Nach Ansicht des Thüringer OLG hätten die geplanten Grundschulschachmeisterschaften eine solche Veranstaltung dargestellt, denn es habe schon keine feste Teilnehmerliste bestanden. Bei Durchführung des Turniers hätte man circa 750 Personen in einem Saal zusammenbringen wollen, bei denen es sich in der Mehrzahl um Minderjährige ab einem Alter von sechs Jahren gehandelt hätte. Unabhängig von einem möglichen Hygienekonzept wäre dessen Umsetzung bereits aufgrund dieser Zusammensetzung der Teilnehmer und der ihnen altersbedingt immanenten Sorglosigkeit und mangelnden Disziplin sowie ihrer schieren Anzahl nicht zu gewährleisten gewesen. Auch hätten die räumlichen Gegebenheiten die Einhaltung von erforderlichen Abständen nicht zugelassen. Das Zusammenführen einer derart großen Menschenmenge in geschlossenen Räumen über vier Tage hätte laut der Richter das Potenzial gehabt, ein „Superspreader“-Ereignis zu werden. Somit wäre der Wettkampf in besonderem Maße geeignet gewesen, die Ausbreitung der Pandemie zu fördern, und nach der Landesverordnung untersagt.

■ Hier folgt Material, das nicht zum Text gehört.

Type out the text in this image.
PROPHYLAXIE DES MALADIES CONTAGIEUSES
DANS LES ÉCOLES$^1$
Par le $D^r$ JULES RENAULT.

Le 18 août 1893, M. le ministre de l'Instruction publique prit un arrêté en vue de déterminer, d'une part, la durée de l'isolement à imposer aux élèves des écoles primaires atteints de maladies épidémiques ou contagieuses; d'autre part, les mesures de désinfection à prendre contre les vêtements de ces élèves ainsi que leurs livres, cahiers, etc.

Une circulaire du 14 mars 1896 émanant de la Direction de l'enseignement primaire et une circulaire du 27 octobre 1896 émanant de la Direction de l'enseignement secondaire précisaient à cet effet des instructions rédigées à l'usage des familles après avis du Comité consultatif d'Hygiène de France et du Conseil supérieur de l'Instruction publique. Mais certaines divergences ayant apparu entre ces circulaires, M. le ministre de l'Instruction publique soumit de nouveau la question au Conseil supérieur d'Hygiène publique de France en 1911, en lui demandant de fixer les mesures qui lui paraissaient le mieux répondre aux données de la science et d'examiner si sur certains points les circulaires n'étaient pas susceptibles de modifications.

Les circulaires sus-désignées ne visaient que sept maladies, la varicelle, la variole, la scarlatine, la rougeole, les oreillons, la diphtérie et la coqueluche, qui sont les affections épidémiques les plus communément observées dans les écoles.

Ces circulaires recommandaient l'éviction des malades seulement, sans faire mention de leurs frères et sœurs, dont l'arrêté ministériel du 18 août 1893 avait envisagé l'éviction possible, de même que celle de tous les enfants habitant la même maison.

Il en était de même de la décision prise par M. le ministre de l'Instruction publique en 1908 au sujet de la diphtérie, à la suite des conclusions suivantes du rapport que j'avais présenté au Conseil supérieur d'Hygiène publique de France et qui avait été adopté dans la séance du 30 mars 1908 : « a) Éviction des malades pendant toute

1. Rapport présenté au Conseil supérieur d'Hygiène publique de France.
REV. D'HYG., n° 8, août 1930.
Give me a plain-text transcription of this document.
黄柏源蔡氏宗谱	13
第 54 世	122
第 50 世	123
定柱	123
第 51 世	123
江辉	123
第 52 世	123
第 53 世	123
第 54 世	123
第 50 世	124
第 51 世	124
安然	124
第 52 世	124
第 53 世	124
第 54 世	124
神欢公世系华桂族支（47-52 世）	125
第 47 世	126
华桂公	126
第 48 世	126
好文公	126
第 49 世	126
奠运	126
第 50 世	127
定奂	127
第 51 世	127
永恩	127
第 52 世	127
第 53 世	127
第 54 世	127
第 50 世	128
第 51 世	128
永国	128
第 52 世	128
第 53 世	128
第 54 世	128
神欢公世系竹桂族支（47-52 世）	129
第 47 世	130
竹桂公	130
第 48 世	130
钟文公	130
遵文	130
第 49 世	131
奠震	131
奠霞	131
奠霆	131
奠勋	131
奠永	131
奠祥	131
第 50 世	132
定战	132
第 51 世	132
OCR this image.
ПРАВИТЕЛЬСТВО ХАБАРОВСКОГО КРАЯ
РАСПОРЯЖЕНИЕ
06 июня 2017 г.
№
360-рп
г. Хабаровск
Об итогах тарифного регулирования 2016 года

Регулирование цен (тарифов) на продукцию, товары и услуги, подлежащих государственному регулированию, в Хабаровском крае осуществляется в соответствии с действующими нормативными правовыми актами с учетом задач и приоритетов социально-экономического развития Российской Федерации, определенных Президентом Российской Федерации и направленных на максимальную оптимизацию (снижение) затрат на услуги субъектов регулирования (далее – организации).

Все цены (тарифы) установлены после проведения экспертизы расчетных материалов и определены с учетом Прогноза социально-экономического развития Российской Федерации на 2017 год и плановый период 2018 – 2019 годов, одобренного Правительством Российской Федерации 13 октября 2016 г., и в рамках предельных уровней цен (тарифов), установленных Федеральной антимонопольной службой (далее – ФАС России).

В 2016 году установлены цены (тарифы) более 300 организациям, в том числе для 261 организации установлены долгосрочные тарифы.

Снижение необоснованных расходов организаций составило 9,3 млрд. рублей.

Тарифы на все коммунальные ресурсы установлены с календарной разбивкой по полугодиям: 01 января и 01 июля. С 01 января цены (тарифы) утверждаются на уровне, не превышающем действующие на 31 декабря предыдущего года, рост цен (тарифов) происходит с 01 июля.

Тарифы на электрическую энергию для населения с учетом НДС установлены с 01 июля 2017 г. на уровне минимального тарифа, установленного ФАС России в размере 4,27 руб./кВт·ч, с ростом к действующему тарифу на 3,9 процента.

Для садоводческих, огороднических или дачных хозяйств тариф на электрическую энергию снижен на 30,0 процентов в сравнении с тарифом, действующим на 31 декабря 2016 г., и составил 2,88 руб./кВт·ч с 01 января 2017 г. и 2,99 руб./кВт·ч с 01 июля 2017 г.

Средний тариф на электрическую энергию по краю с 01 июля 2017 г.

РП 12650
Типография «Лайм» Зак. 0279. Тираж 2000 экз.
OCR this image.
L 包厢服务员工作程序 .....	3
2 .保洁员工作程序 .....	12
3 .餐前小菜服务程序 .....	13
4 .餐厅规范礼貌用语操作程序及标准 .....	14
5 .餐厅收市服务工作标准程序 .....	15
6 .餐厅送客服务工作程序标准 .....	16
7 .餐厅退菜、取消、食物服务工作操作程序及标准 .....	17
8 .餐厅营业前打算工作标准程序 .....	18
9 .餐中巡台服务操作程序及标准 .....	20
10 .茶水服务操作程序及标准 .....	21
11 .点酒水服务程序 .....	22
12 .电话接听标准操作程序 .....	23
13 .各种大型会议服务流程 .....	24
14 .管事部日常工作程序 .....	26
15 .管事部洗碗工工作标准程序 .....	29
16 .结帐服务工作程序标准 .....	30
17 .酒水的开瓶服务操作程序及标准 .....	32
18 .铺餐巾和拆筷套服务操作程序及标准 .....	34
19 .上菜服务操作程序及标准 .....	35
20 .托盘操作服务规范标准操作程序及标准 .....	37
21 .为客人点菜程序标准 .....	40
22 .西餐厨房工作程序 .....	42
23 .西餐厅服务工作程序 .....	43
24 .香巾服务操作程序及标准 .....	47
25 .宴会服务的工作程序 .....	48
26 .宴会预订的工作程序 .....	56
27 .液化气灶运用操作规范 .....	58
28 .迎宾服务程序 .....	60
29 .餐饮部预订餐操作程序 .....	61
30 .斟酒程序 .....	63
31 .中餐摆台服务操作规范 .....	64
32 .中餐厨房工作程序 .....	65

Nichtigkeit der Verbotsnorm ist unbeachtlich

De Hotelgesellschaft brachte zugunsten ihres Anspruches hervor, dass die Verbotsnorm des § 2 Abs. 5 der Landesverordnung später vom Thüringer Verfassungsgerichtshof für nichtig erklärt wurde (Urteil v. 01.03.2021, Az. 18/20). Doch das ändere nichts an der rechtlichen Unmöglichkeit, urteilte das Thüringer OLG. Denn das rechtliche Hindernis entstehe bereits mit Eintritt der Störung, also dem Verbotserlass. Selbst wenn berücksichtigt werde, dass die Verordnung nach dem Urteil des Verfassungsgerichtshofs von Anfang an nichtig gewesen sei, verbleibe es bei der rechtlichen Unmöglichkeit. Es sei den Parteien wegen der drohenden Bußgelder und der Fristgebundenheit der Veranstaltung nicht zuzumuten gewesen, an dem Vertrag festzuhalten. Auch sei es für den Schachverein und die Hotelgesellschaft nicht zu erwarten gewesen, dass die Verbotsnorm in einem späteren verfassungsgerichtlichen Verfahren aufgehoben werden würde.

Das Thüringer OLG ließ die Revision zum Bundesgerichtshof nicht zu.